Even Cheetos maker Frito-Lay turned to some non-western ways. The unit of PepsiCo Inc. recently invited Deepak Chopra, a spiritual teacher, author and adjunct professor at the Kellogg School of Management to talk to its employees. As part of his lecture, Chopra led attendees in a series of meditation exercises, he says in a telephone interview.

“If you have a meditation practice, you can be much more effective in a meeting,” says Green Mountain Coffee’s Stiller, 65. “Meditation helps develop your abilities to focus better and to accomplish your tasks.” Shares in the company have climbed 267 percent over the past four years.

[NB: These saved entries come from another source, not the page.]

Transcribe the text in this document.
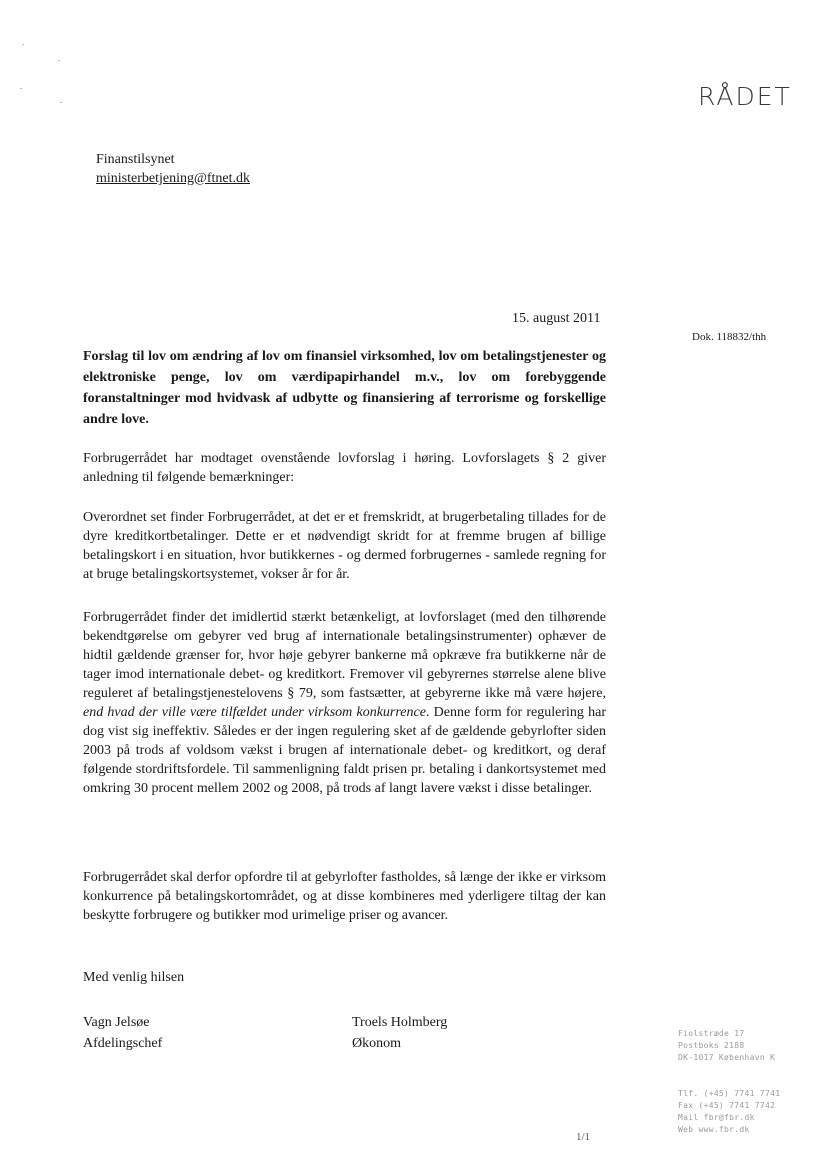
RÅDET
Finanstilsynet
ministerbetjening@ftnet.dk
15. august 2011
Dok. 118832/thh
Forslag til lov om ændring af lov om finansiel virksomhed, lov om betalingstjenester og elektroniske penge, lov om værdipapirhandel m.v., lov om forebyggende foranstaltninger mod hvidvask af udbytte og finansiering af terrorisme og forskellige andre love.

Forbrugerrådet har modtaget ovenstående lovforslag i høring. Lovforslagets § 2 giver anledning til følgende bemærkninger:

Overordnet set finder Forbrugerrådet, at det er et fremskridt, at brugerbetaling tillades for de dyre kreditkortbetalinger. Dette er et nødvendigt skridt for at fremme brugen af billige betalingskort i en situation, hvor butikkernes - og dermed forbrugernes - samlede regning for at bruge betalingskortsystemet, vokser år for år.

Forbrugerrådet finder det imidlertid stærkt betænkeligt, at lovforslaget (med den tilhørende bekendtgørelse om gebyrer ved brug af internationale betalingsinstrumenter) ophæver de hidtil gældende grænser for, hvor høje gebyrer bankerne må opkræve fra butikkerne når de tager imod internationale debet- og kreditkort. Fremover vil gebyrernes størrelse alene blive reguleret af betalingstjenestelovens § 79, som fastsætter, at gebyrerne ikke må være højere, end hvad der ville være tilfældet under virksom konkurrence. Denne form for regulering har dog vist sig ineffektiv. Således er der ingen regulering sket af de gældende gebyrlofter siden 2003 på trods af voldsom vækst i brugen af internationale debet- og kreditkort, og deraf følgende stordriftsfordele. Til sammenligning faldt prisen pr. betaling i dankortsystemet med omkring 30 procent mellem 2002 og 2008, på trods af langt lavere vækst i disse betalinger.

Forbrugerrådet skal derfor opfordre til at gebyrlofter fastholdes, så længe der ikke er virksom konkurrence på betalingskortområdet, og at disse kombineres med yderligere tiltag der kan beskytte forbrugere og butikker mod urimelige priser og avancer.

Med venlig hilsen
Vagn Jelsøe
Afdelingschef
Troels Holmberg
Økonom
Fiolstræde 17
Postboks 2188
DK-1017 København K
Tlf. (+45) 7741 7741
Fax (+45) 7741 7742
Mail fbr@fbr.dk
Web www.fbr.dk
1/1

“Meditation helps to create calm at will or focus at will,” says Maria Gonzalez, a 17-year meditation veteran and president of Toronto-based Argonauta Strategic Alliances Consulting Inc. “That’s something you need to be able to do if there are millions of dollars at stake.” Gonzalez, 50, has been advising organizations on strategic alliances, including Barclays Plc and Bank of Montreal.

MedWorks Corporate Meditation Programs, based in Brookline, Massachusetts, is one of several companies that specialize in teaching employees and executives in one-hour seminars. Richard Geller, 56, its founder, has taught at such companies as Adidas AG’s Reebok unit and Genzyme Corp. Demand has increased since the market turmoil started, he says.

“I think meditation in these times has an important role to play,” says Goldman’s George. “If you take Wall Street versus Warren Buffett. He has made much wiser decisions than Wall Street has. Now, I don’t know if he’s a meditator, but he’s calm, thoughtful and he stays clear. Wall Street’s trading floor is exactly the opposite.”